The government on Monday fixed the issue price of the initial public offer (IPO) of state-run explorer Oil India at Rs 1,050 per share, raising a cumulative Rs 4,982 crore.
The IPO of 11% fresh equity shares would fetch Rs 4,982 crore at the higher end of the Rs 950-1,050 price band. Further, the government would sell its 10% stake to state refiners at the issue price for Rs 2,205 crore. “The company would be listed on the bourses on September 30,” Oil India Chairman N M Borah told reporters here.
About 99% of the issue was subscribed at the higher end of the price band, official sources said.
The IPO of OIL, which ended on September 10, got subscribed 30.81 times the shares on offer.
The state-run firm received overwhelming response from institutional investors who subscribed about 54 times of the portion reserved for them. Non-institutional and retail investors bid for 9.77 times and 1.14 times respectively of the shares on offer.

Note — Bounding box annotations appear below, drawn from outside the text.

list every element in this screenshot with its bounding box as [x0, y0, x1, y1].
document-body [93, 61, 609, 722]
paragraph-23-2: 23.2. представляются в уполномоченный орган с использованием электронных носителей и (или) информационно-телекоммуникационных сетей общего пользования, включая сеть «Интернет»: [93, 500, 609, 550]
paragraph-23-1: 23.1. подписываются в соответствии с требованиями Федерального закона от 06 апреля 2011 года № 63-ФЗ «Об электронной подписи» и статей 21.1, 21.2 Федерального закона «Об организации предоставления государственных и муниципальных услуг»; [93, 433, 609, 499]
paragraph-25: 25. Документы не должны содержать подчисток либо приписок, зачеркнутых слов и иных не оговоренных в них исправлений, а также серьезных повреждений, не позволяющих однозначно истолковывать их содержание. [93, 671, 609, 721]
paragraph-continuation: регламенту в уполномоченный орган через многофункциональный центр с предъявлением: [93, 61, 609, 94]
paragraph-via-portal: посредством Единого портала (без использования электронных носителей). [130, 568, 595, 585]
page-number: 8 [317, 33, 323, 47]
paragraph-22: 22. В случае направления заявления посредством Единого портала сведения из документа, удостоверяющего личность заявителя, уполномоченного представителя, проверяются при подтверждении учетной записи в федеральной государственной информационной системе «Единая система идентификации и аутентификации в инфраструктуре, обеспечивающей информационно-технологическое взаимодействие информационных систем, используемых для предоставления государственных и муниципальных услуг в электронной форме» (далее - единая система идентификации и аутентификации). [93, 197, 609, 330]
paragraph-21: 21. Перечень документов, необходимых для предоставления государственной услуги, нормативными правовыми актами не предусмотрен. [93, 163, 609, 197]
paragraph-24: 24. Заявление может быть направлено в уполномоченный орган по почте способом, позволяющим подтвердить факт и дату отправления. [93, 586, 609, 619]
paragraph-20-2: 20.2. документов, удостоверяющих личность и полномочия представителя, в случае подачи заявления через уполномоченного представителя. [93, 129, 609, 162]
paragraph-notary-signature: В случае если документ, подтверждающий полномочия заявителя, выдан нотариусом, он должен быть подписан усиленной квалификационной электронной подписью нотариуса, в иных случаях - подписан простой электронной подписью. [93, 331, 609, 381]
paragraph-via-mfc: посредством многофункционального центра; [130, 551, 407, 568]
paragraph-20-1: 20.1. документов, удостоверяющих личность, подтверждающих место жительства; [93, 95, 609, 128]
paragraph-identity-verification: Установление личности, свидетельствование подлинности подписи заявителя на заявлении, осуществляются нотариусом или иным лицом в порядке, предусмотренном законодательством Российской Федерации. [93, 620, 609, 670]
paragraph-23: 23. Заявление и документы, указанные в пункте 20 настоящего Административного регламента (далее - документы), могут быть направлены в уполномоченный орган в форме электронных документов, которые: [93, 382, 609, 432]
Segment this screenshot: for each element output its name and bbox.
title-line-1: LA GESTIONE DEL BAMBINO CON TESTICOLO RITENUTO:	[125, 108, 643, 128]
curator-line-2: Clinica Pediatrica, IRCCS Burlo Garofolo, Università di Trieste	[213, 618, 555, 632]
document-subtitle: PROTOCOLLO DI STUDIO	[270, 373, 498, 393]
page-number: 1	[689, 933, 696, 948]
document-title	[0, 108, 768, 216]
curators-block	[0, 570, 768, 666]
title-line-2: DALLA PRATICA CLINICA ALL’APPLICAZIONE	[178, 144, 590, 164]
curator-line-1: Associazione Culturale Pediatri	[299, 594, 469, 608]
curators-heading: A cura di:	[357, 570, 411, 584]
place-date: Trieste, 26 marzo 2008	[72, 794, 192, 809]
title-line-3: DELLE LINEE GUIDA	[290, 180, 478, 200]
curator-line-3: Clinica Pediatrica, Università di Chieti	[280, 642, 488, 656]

Under the twin offer for disinvestment, the Miniratna PSU, which produces 3.5 million tonne of oil annually, will offer fresh equity of 2.64 crore shares or 11% while the government will put on offer 10% of its stake in the company to state refiners. Of the 10% stake, IOC will get about 5%, while HPCL and BPCL would take about 2.5% each.
Post-IPO and disinvestment, the government’s stake in the company will decrease to 78.50% from the present 98.13%. The IPO proceeds would be used to fund the capex requirement of Rs 2,300 crore for 2009-10 and Rs 2,400 crore for 2010-11, sources said.